Data that is used by a View in SwiftUI is a considered a dependency of that View. SwiftUI has important tools for state management including Observable, State, and Binding. When you mark a view property as @State, SwiftUI manages its storage and provides it back for the view to read and write. A Binding creates a two-way reference to the state of some other view. Changes to state that are wrapped in a withAnimation block will animate with a default cross-fade when rendered. You may change how updates are rendered by applying a .contentTransition view modifier to the View receiving the updated state.
Built-in capability
SwiftUI provides built in capabilities for things like dark mode, dynamic type, and localization. These can be previewed (with interactivity) using Xcode Previews without needed to run the app over and over.

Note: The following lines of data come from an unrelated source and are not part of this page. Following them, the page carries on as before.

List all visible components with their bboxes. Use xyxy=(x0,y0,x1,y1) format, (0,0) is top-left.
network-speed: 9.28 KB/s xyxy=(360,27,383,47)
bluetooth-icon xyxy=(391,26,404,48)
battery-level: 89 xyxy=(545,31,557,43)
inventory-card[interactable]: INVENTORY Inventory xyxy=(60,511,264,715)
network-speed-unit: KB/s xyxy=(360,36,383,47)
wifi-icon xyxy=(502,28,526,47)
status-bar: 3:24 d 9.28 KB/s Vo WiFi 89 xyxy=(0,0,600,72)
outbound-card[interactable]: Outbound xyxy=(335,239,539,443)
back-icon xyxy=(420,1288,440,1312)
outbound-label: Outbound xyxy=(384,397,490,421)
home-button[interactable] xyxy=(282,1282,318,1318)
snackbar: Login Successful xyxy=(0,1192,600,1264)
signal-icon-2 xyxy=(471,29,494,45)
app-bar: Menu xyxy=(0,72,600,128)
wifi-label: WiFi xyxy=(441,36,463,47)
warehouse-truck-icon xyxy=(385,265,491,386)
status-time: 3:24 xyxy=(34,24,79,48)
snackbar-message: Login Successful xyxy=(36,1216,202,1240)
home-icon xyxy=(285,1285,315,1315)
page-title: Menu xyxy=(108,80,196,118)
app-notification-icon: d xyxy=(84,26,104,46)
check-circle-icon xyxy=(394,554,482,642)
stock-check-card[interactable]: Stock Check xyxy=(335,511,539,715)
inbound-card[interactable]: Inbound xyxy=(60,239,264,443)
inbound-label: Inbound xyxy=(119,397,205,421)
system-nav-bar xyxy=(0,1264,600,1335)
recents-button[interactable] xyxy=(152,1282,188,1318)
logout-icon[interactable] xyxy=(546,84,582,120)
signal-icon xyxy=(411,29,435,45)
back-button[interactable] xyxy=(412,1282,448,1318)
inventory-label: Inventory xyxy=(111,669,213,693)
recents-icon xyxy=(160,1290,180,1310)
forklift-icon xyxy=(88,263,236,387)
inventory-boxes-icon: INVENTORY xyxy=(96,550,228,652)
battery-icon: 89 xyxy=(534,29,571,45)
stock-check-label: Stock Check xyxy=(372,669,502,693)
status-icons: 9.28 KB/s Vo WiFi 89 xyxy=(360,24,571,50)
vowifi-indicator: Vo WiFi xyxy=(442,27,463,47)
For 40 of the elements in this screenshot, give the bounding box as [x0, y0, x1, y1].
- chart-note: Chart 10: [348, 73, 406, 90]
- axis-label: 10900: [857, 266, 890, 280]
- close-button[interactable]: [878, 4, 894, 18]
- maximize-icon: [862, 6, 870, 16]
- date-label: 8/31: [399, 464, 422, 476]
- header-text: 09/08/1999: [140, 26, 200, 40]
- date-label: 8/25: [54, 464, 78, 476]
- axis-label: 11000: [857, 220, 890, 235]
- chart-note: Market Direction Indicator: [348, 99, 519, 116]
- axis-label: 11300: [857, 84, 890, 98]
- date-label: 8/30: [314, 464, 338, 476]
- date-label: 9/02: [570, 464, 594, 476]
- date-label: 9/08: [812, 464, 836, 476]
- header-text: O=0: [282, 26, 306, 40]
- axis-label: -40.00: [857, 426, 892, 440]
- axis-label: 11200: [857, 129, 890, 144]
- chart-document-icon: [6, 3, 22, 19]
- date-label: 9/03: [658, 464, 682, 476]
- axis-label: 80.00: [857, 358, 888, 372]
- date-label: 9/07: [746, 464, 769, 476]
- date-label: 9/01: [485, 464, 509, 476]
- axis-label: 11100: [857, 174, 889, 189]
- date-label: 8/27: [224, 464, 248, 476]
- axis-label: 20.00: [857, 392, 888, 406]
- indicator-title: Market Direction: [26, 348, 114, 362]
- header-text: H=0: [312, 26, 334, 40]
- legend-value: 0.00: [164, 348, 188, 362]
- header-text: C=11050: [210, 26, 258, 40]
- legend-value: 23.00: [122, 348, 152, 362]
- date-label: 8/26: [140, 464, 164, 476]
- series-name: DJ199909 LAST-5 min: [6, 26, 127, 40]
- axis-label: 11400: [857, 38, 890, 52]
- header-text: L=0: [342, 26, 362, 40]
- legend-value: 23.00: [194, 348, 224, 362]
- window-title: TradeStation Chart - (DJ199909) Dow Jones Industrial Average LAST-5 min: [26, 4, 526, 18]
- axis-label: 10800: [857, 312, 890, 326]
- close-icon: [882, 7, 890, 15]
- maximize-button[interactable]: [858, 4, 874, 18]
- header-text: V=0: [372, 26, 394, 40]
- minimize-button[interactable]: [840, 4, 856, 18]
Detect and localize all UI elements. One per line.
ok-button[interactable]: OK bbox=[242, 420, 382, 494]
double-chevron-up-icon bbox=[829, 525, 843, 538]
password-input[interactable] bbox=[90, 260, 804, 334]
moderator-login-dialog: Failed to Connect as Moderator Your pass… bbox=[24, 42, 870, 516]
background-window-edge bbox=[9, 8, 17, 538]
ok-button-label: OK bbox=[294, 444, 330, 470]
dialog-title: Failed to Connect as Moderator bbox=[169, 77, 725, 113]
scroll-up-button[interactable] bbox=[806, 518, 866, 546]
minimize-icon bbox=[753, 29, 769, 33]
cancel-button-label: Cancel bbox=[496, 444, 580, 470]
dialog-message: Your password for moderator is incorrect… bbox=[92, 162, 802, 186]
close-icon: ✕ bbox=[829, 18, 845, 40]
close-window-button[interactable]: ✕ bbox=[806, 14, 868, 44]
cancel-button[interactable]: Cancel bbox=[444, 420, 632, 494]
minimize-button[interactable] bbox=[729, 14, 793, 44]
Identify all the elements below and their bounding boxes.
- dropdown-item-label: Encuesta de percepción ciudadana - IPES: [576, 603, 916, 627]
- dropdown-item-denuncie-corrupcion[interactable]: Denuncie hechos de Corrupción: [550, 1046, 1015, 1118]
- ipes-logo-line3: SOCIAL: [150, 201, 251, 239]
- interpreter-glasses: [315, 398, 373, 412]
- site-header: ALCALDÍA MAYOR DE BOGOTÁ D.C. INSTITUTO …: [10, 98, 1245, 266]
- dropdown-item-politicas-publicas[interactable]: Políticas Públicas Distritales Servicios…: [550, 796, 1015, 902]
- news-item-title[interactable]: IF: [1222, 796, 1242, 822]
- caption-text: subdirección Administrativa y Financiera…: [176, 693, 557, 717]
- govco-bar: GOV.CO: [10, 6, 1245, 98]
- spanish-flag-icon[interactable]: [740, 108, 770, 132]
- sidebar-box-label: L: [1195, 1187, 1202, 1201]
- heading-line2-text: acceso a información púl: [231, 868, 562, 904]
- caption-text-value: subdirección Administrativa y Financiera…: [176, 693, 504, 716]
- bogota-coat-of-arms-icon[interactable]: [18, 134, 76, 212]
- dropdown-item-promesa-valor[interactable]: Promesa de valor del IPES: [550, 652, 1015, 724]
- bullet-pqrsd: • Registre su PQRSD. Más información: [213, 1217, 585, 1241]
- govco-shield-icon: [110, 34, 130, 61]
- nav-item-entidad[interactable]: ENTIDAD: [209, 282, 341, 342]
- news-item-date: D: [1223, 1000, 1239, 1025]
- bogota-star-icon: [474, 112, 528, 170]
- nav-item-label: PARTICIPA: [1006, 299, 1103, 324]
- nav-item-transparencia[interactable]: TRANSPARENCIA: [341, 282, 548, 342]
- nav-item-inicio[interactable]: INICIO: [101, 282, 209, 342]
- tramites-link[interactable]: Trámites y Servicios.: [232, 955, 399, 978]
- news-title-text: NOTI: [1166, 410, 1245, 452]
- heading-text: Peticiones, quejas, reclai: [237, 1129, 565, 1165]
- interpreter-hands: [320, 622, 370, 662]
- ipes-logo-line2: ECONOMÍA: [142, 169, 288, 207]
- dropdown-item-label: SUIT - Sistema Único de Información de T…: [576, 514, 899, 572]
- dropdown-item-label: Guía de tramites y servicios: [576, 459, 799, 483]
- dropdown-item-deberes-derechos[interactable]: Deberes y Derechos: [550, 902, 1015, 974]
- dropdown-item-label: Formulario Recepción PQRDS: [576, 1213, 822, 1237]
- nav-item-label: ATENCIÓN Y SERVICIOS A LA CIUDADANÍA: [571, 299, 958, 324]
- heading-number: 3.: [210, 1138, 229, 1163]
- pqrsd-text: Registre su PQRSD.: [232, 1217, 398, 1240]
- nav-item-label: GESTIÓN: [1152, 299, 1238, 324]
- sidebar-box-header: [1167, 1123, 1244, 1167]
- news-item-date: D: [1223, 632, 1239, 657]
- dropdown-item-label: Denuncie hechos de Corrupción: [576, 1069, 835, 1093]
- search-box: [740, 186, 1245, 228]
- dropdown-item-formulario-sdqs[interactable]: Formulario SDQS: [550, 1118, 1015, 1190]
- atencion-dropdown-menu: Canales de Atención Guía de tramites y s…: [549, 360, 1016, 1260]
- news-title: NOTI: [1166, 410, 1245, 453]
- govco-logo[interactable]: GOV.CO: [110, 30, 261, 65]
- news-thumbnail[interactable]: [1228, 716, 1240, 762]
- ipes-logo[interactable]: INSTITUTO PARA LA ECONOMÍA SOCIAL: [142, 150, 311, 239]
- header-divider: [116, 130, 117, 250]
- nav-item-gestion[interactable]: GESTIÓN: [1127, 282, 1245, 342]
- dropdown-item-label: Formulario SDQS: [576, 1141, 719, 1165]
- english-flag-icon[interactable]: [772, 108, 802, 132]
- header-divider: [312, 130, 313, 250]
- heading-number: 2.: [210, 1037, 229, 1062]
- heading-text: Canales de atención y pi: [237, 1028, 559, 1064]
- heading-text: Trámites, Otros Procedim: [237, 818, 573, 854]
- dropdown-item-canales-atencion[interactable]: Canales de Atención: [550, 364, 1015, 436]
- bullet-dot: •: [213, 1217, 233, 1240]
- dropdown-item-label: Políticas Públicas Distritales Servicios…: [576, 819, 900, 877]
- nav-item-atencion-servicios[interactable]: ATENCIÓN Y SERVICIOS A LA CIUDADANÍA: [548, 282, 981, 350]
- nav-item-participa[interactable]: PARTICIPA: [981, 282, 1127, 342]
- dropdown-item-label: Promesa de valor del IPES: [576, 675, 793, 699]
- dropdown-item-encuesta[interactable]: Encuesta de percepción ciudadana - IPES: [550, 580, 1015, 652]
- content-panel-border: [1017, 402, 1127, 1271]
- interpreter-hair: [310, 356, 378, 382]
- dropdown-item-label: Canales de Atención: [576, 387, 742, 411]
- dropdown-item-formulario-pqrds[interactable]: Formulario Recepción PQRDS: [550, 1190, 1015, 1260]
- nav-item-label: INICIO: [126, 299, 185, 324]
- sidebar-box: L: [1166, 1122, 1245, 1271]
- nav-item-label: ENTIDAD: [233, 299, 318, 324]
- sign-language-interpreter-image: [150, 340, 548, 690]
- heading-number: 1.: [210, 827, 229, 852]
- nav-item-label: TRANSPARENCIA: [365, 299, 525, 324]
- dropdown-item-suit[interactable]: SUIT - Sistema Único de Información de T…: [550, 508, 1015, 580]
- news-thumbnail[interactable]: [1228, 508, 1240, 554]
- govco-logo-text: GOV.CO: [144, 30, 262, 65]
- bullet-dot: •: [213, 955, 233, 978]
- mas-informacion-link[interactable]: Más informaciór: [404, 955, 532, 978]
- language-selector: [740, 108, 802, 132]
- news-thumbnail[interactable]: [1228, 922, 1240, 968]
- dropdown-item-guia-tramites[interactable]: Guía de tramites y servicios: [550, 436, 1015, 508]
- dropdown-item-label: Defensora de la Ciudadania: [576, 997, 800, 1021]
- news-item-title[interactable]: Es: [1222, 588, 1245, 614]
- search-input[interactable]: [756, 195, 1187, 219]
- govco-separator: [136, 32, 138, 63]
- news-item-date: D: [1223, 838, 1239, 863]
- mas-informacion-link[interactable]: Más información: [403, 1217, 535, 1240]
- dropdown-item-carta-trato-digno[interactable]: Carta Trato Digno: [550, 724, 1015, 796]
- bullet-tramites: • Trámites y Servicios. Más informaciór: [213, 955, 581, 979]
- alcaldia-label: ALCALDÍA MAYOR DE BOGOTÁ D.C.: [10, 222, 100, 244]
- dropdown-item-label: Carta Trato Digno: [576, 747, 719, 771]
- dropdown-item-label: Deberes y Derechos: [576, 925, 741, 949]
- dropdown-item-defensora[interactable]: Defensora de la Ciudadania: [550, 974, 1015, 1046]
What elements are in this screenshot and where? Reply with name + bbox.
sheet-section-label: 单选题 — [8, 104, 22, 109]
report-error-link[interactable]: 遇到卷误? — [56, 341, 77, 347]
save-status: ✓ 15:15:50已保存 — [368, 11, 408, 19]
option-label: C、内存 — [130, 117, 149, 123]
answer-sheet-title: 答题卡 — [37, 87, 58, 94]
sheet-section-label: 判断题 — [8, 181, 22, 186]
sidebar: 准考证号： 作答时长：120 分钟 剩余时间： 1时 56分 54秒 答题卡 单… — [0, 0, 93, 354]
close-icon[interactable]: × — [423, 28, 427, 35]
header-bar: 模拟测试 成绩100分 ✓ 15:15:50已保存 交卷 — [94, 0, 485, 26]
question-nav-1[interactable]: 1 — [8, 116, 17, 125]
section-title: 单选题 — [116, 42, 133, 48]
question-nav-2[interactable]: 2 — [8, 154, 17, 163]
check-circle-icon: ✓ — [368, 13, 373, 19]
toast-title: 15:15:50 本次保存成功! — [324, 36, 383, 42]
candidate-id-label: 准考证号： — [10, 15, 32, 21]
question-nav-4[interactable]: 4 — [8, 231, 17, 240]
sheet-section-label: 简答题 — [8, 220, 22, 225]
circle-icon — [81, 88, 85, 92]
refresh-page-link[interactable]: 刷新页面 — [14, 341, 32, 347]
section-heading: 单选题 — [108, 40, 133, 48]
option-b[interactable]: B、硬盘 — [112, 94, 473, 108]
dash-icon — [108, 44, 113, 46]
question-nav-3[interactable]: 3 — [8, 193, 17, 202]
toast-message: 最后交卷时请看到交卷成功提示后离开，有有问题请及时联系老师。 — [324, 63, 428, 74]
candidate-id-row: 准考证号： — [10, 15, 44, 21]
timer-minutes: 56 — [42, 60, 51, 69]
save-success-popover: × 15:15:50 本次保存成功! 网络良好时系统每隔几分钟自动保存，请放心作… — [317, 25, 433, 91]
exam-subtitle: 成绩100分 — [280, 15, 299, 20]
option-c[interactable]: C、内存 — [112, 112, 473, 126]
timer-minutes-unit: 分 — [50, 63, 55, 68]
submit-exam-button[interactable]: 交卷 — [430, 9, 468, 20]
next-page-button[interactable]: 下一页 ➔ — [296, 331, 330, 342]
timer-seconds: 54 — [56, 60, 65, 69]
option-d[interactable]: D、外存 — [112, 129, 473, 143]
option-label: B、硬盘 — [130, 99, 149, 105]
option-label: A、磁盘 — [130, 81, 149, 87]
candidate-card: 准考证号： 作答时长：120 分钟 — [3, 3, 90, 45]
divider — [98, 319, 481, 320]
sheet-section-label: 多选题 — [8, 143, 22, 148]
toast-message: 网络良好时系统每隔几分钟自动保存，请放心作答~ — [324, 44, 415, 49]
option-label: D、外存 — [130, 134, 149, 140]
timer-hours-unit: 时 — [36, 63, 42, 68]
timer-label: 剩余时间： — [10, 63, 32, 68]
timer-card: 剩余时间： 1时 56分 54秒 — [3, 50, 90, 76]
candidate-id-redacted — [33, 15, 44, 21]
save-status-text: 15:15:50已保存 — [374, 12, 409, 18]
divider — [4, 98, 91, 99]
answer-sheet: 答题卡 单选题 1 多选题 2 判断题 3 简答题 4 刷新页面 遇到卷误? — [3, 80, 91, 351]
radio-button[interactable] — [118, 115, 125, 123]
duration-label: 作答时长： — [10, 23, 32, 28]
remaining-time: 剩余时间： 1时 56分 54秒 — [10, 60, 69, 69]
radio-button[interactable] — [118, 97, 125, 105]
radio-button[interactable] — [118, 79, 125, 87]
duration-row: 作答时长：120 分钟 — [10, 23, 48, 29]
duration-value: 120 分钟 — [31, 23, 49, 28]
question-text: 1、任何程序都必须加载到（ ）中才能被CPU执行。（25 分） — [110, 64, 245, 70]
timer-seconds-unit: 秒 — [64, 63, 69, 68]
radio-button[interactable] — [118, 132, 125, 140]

One benefit to SwiftUI’s declarative views is adaptivity. Views provided by SwiftUI often describe the purpose of their functionality as opposed to their exact visual construction. Most views adapt to the context that they are being used in while still maintaining their fundamental properties. Most views can also adopt to many different styles. For example a Button in SwiftUI can be used standalone or in different contexts like swipe actions, menus or forms. They can also adapt to many different styles such as Borderless, Bordered or Prominent. All while maintaining the fundamental property of being an action and the label that describes the action. This adaptability is provided by SwiftUI for many different types of Views.
Across all platforms
SwiftUI is available when building an app, for any Apple platform. It’s capabilities extend to any platform it’s used on and enable you to take your investments in one platform and build native apps on others.
While SwiftUI enables code sharing in these ways, it is not Write Once and Run Everywhere. It’s a set of tools you can learn once and use in any context or on any Apple platform.
SwiftUI has a common set of these high and low level components across platforms, but it also has specialized APIs for each platform. Every platform is unique in how it is used and therefore in how it is designed. The Human Interface Guidelines describes components, patterns, and their platform considerations.
SDK interoperability
SwiftUI provides interoperability for many frameworks even imperative ones such as UIKit or AppKit. This is done by creating a UIViewRepresentable, a special SwiftUI view protocol for creating and updating an associated UIKit or AppKit view, using imperative code. The result is a View that can be used within SwiftUI’s declarative view builders and can be used like any other view.
SwiftUI also offers a UIHostingController for the purpose of embedding a SwiftUI View into the view hierarchy of UIKit or AppKit.
Both of these tools allow incremental adoption of SwiftUI into an existing app or when a brand new SwiftUI app and incorporating UIKit or AppKit views.
You can use many apple frameworks when building apps with SwiftUI such as SwiftData which enables you to add persistent models to your app quickly, and comes with APIs to connect and query those models from your SwiftUI views. Or Swift Charts, a highly customizable charting framework that is built on top of SwiftUI making it easy to create gorgeous information visualizations.